Le barman finit par glapir :
— Je… je ne l’ai pas tuée, je le jure ! Je suis innocent. Je n’y suis pour rien. Je…
— On m’a dit que tu te chamaillais avec Carol à la sortie de la boîte. J’ai des témoins, inutile de nier. Pourquoi ?
— Je ne voulais plus sortir avec elle, c’est tout ! Je voulais lui expliquer, mais elle avait pas mal bu et ne voulait rien entendre. J’ai préféré lui parler de notre rupture dehors pour ne pas faire de scandale inutile dans la boîte. C’est mon gagne-pain et…
— Pourquoi tu ne voulais plus de Carol ?
— Je… Parce que…
Fitzgerald tordit brusquement sa queue-de-cheval. La tête de Pete cogna le rebord du lavabo dans un gémissement.
— Je ne pouvais pas lui dire la vérité ! couina-t-il.
— Quelle vérité ? Que tu t’envoyais en l’air avec sa colocataire ? C’est ça, hein ?!
— Ou… oui !
— Pauvre cloche. Tu as dit à Katy Larsen de mentir à la police pour une stupide histoire de coucherie. C’est bête mais grave. Je peux t’embarquer rien que pour ça. Maintenant, avant que ça ne te coûte trop cher, explique-moi tout, et en vitesse.
Pete céda sous la menace.
— Je sortais avec Carol depuis trois semaines environ. Au début, tout allait bien. Et puis, elle m’a présenté sa copine Katy. J’ai craqué, et je crois que Katy aussi. Alors, j’ai évité Carol pour voir Katy. On a couché ensemble une fois ou deux avant que je me décide à larguer Carol. Mais comme Katy ne voulait pas que Carol sache qu’on l’avait trahie, j’ai dû lui raconter un baratin pas possible. Ça n’a pas vraiment pris. Alors en fin de soirée, j’ai emmené Carol dehors pour lui expliquer. C’était hier soir. On s’est engueulés dans la rue et Carol est partie, furieuse. Je l’ai laissée. Je suis rentré chez moi et j’ai téléphoné à Katy pour lui raconter.
— Tu as des témoins ?
— Non, j’étais seul chez moi.
— Ça peut te coûter cher : Carol est morte une heure après.

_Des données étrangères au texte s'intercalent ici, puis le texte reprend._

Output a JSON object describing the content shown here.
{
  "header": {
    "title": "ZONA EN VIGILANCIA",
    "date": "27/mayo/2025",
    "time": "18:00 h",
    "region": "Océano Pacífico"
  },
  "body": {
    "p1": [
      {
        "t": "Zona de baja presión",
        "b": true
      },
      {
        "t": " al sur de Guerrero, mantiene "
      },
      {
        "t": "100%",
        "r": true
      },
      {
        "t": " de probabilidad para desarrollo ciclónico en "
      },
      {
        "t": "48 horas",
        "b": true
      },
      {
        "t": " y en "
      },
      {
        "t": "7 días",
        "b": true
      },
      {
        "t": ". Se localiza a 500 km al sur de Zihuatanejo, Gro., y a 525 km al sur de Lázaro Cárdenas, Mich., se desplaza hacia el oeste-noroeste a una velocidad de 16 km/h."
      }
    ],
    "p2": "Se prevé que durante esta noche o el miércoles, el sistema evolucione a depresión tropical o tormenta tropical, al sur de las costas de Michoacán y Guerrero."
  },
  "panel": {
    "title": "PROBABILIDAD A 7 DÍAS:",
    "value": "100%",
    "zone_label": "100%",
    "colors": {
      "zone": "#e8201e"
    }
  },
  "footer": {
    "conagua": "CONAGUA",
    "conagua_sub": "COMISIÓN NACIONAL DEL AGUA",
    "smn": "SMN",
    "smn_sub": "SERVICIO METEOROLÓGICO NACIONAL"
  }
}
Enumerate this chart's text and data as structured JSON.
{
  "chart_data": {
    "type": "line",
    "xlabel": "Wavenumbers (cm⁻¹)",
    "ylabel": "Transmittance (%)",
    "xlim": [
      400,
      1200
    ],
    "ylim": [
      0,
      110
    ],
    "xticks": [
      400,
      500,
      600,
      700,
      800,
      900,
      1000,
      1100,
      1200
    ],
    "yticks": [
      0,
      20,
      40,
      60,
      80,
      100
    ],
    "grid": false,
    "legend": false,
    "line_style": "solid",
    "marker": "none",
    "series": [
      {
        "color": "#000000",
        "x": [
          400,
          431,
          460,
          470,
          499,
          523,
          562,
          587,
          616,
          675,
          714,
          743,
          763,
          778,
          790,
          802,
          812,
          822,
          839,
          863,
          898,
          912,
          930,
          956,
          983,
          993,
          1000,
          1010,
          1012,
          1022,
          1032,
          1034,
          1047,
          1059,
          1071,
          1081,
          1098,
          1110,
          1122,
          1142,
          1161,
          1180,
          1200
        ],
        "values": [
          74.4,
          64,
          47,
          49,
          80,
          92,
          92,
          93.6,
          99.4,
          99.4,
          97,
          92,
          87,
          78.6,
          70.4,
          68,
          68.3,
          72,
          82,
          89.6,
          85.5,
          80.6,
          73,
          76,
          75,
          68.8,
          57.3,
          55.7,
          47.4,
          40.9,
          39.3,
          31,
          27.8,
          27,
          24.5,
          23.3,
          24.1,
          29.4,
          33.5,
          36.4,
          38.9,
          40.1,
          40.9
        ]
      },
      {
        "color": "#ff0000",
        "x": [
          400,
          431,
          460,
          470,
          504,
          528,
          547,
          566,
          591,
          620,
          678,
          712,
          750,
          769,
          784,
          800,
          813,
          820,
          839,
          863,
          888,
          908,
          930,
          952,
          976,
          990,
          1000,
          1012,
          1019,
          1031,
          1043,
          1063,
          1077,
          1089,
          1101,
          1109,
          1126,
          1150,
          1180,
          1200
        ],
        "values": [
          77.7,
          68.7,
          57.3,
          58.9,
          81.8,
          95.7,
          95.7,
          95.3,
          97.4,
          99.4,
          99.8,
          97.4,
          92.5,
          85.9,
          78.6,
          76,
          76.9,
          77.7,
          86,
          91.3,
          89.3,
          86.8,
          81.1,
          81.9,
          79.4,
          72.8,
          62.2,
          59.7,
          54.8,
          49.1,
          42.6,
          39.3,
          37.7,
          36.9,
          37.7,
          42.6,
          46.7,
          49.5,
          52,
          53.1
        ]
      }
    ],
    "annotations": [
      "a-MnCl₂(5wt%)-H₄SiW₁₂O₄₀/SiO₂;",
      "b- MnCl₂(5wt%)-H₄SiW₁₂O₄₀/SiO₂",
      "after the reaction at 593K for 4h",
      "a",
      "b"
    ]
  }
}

— Mais je ne l’ai pas tuée ! Et puis d’ailleurs, pourquoi l’aurais-je fait ? Si tous les mecs qui larguent une fille devaient la tuer, ce serait un carnage dans le pays !
— Je me fous de tes considérations à la noix. Pourquoi avoir menti à la police ? Il s’agit d’un meurtre, vous le saviez tous les deux.
— Katy a eu peur. C’est une fille de bonne famille et elle ne voulait pas apparaître dans les journaux comme une salope.
— Vous êtes vraiment trop cons, les jeunes… Bon. Et Carol ? Comment était-elle après votre altercation ?
— Pas vraiment bouleversée, répondit le barman. Plutôt furieuse. Elle est partie en m’insultant mais je m’en moquais bien : j’aime Katy.